Physical fitness and performance like most disciplines has a hierarchy. The phrase “you are only as good as your recovery” holds true when a person is trying to facilitate an adaptation. Physical fitness is considered an adaptation based on an intent to improve our health and longevity.

The Fitness and Recovery Hierarchy:

1. Sleep

2. Nutrition

3. Physical training

Sleep is considered the most important element when discussing recovery and functional ability. It is an opportunity for your body to implement the maintenance and repair it requires from daily activity without interruption.

Nutrition is next on our list. Without diving into nutrition heavily, your body requires enough fuel to perform daily tasks and live. Basal metabolic rate is the amount of calories (fuel) that your body requires for “living” (organ function, cellular activity, etc.). Physical activity requires further fuel consumption to maintain proper performance of the tasks at hand. Thus, an individual has to fuel themselves accordingly to recover from both of those aspects.

Finally, physical training is where an individual attempts to work at facilitating change (adaptations). Examples of change could be an increase in conditioning, strength, or mobility. The goal is to challenge the body by applying stress. Your body will not enjoy the stress being applied, thus it will look to adapt in order to deal with its change in environment.

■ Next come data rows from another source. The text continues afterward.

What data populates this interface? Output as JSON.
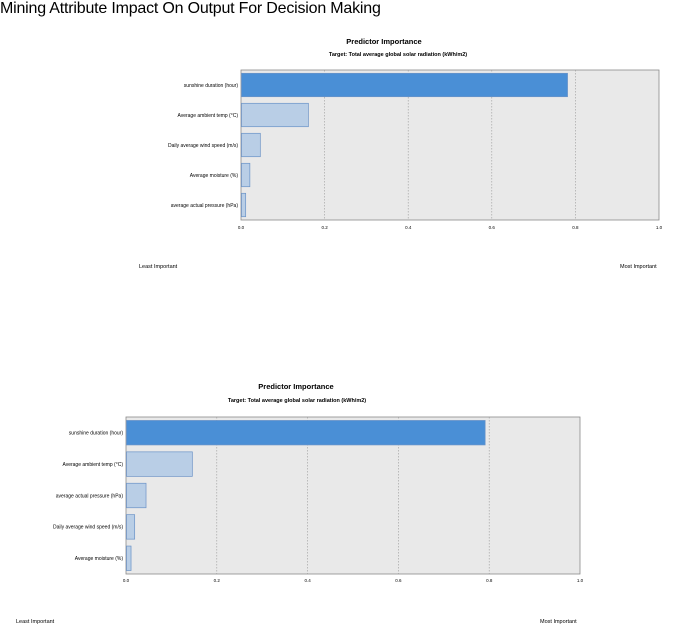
{
  "page": {
    "title": "Mining Attribute Impact On Output For Decision Making"
  },
  "colors": {
    "top_bar": "#4a8fd6",
    "other_bars": "#b9cee6",
    "plot_bg": "#e9e9e9",
    "bar_edge": "#6b93c7"
  },
  "chart_data": [
    {
      "type": "bar",
      "orientation": "horizontal",
      "title": "Predictor Importance",
      "subtitle": "Target: Total average global solar radiation (kWh/m2)",
      "categories": [
        "sunshine duration (hour)",
        "Average ambient temp (°C)",
        "Daily average wind speed (m/s)",
        "Average moisture (%)",
        "average actual pressure (hPa)"
      ],
      "values": [
        0.78,
        0.16,
        0.045,
        0.02,
        0.01
      ],
      "xlim": [
        0.0,
        1.0
      ],
      "xticks": [
        "0.0",
        "0.2",
        "0.4",
        "0.6",
        "0.8",
        "1.0"
      ],
      "grid": true,
      "axis_left_label": "Least Important",
      "axis_right_label": "Most Important"
    },
    {
      "type": "bar",
      "orientation": "horizontal",
      "title": "Predictor Importance",
      "subtitle": "Target: Total average global solar radiation (kWh/m2)",
      "categories": [
        "sunshine duration (hour)",
        "Average ambient temp (°C)",
        "average actual pressure (hPa)",
        "Daily average wind speed (m/s)",
        "Average moisture (%)"
      ],
      "values": [
        0.79,
        0.145,
        0.043,
        0.018,
        0.01
      ],
      "xlim": [
        0.0,
        1.0
      ],
      "xticks": [
        "0.0",
        "0.2",
        "0.4",
        "0.6",
        "0.8",
        "1.0"
      ],
      "grid": true,
      "axis_left_label": "Least Important",
      "axis_right_label": "Most Important"
    }
  ]
}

Once you have reached a point where activity feels manageable, you can improve your capacity by gradually increasing the stress (progressive overload).

In closing, physical fitness requires checking boxes regularly and the hierarchy of most important to least is: sleep, nutrition, and physical fitness. Neglecting the order of operations presented will indefinitely hinder physical fitness and the body’s ability to recover from exercise session to session.